Na sequência do decidido anterior, e confirmado pelo venerando TUI os contratos-promessa foram validamente resolvidos, resta apreciar os pedidos subsidiários formulados pela Autora em tempo.
Conforme o teor da PI, a Autora formulou na altura os seguintes pedidos subsidiários:
“(…)
Subsidiariamente, caso assim não entenda, deve:
(i) Ser a Ré condenada por não cumprimento dos Contratos-Promessa a pagar à Autora o dobro das quantias que este lhe pagou, bem como a indemnização pelo dano excedente – correspondente à diferença entre o preço acordado entre as partes na data da celebração dos Contratos-Promessa e o valor de mercado das fracções prometidas na data mais recente que puder ser atendida pelo tribunal (artigo 560/5 do CCivl), i.e., no momento do encerramento da discussão e julgamento (artigo 556/1 do CPC) – mais o valor dos impostos pagos pelas respectivas transmissões intercalares, o que, à data da proposição da presente acção, se cifra já em (MOP$74.899.745,00 = MOP$16.927.058,00 + MOP$23.543.103,00 + MOP$34.429.584,00), tudo com juros legais desde a data da citação até efectivo e integral pagamento.
Subsidiariamente, caso assim não entenda, deve:
(ii) Ser a Ré condenada pelo não cumprimento dos Contratos-Promessa a pagar à Autora o dobro das quantias que este lhe pagou, mais o valor dos impostos pagos pelas transmissões intercalares das Fracções ora em causa (MOP$7.409.025,00 = MOP$841.510,00 + MOP$1.119.610,00 + MOP$1.722.160,00) x 2 + MOP$42.465,00), tudo com juros legais desde a data da citação até efectivo e integral pagamento.”
Cabe sublinhar um ponto pertinente:
Quando este TSI mandou os autos ao TJB para apreciar os pedidos subsidiários formulados pela Autora, é para apreciar as pretensões com base nos factos já devidamente provados, e nunca para fazer um novo julgamento de factos.
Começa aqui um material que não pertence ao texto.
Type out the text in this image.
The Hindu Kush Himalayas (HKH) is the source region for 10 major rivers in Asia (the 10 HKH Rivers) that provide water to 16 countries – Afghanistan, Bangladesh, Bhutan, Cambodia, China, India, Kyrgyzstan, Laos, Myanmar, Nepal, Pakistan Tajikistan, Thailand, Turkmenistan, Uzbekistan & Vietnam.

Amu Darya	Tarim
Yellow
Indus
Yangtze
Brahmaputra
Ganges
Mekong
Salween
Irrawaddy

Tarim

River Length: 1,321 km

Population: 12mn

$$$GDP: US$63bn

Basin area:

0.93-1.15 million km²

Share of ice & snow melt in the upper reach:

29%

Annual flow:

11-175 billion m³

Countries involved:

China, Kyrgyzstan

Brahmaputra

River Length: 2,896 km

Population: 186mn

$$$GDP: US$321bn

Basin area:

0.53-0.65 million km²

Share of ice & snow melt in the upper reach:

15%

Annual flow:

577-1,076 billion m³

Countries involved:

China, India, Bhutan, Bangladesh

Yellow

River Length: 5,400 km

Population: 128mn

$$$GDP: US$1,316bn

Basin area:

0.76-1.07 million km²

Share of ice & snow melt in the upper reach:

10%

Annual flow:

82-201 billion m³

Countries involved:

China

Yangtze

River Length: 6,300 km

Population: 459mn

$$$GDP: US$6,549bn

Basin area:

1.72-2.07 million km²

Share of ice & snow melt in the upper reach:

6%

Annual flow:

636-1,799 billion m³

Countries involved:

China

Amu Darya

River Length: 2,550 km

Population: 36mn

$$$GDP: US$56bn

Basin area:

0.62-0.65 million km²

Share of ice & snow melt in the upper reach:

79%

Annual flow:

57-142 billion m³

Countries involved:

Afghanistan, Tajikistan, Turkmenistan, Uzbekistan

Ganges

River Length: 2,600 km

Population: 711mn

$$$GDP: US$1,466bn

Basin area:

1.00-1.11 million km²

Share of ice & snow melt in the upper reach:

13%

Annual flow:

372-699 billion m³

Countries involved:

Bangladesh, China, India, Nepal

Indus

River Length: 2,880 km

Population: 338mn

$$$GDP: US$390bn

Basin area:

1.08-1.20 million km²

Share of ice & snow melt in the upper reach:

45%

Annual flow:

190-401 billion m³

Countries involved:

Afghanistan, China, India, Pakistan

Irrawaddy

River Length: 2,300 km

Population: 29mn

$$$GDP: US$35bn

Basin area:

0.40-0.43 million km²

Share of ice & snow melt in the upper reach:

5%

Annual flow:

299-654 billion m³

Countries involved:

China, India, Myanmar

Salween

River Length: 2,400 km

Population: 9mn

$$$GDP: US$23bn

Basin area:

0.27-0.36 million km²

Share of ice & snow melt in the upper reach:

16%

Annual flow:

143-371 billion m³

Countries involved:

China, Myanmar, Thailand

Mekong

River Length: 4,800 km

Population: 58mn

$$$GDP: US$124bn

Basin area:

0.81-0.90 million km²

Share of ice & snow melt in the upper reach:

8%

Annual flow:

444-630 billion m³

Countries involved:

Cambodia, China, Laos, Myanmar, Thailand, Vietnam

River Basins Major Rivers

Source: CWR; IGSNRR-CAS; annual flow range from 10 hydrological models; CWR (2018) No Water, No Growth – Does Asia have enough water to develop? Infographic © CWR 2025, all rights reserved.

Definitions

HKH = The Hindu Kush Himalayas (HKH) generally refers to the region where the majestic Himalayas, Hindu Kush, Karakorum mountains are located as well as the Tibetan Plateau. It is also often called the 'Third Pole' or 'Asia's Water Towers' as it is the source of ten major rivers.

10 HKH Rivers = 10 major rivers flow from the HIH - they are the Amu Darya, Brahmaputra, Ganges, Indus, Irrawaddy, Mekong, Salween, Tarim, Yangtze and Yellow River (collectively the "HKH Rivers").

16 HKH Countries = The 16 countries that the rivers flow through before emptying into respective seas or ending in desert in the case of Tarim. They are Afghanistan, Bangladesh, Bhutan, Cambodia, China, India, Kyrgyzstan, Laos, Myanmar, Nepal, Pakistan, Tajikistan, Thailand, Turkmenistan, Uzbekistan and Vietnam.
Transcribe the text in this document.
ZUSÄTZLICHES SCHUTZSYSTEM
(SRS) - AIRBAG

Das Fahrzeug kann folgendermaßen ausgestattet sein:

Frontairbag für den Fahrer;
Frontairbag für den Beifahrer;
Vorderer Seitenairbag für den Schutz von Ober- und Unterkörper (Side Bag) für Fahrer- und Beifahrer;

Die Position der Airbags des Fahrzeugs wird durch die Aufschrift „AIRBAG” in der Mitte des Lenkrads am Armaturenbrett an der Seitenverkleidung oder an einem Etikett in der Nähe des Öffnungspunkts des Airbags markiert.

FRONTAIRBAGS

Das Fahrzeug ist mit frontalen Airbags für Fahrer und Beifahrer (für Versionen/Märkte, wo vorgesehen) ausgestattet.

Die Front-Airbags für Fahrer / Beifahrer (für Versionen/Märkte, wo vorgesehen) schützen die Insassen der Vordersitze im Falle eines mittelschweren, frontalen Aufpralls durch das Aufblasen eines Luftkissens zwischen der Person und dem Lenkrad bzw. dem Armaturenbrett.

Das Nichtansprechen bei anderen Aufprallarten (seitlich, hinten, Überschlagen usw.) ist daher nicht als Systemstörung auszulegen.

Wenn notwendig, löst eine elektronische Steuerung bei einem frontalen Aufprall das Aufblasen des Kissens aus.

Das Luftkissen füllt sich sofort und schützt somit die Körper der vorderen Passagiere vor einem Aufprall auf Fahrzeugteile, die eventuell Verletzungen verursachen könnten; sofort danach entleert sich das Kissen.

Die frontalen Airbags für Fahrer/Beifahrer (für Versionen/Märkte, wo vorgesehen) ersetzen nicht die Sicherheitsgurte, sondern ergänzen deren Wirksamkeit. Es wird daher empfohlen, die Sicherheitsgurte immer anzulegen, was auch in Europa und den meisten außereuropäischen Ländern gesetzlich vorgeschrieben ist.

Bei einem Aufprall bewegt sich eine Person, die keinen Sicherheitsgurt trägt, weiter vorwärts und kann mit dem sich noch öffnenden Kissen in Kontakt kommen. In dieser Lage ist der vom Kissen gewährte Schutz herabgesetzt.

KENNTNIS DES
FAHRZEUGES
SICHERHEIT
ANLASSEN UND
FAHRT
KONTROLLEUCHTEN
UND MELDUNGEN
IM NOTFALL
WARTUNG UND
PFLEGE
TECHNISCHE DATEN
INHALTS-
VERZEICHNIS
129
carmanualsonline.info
Pelo que, é ilógico e infundado neste recurso a Recorrente/Autora voltou a invocar os factos constantes dos artigos 47º, 50º a 53º da PI. O que releva, nesta sede, só os factos provados!
Pelo que, fica rematada logo a questão da indemnização pelo dano excedente, porque não há nenhum facto assente para sustentar esta pretensão! Não há omoletes sem ovos! Improcede obviamente esta parte do pedido.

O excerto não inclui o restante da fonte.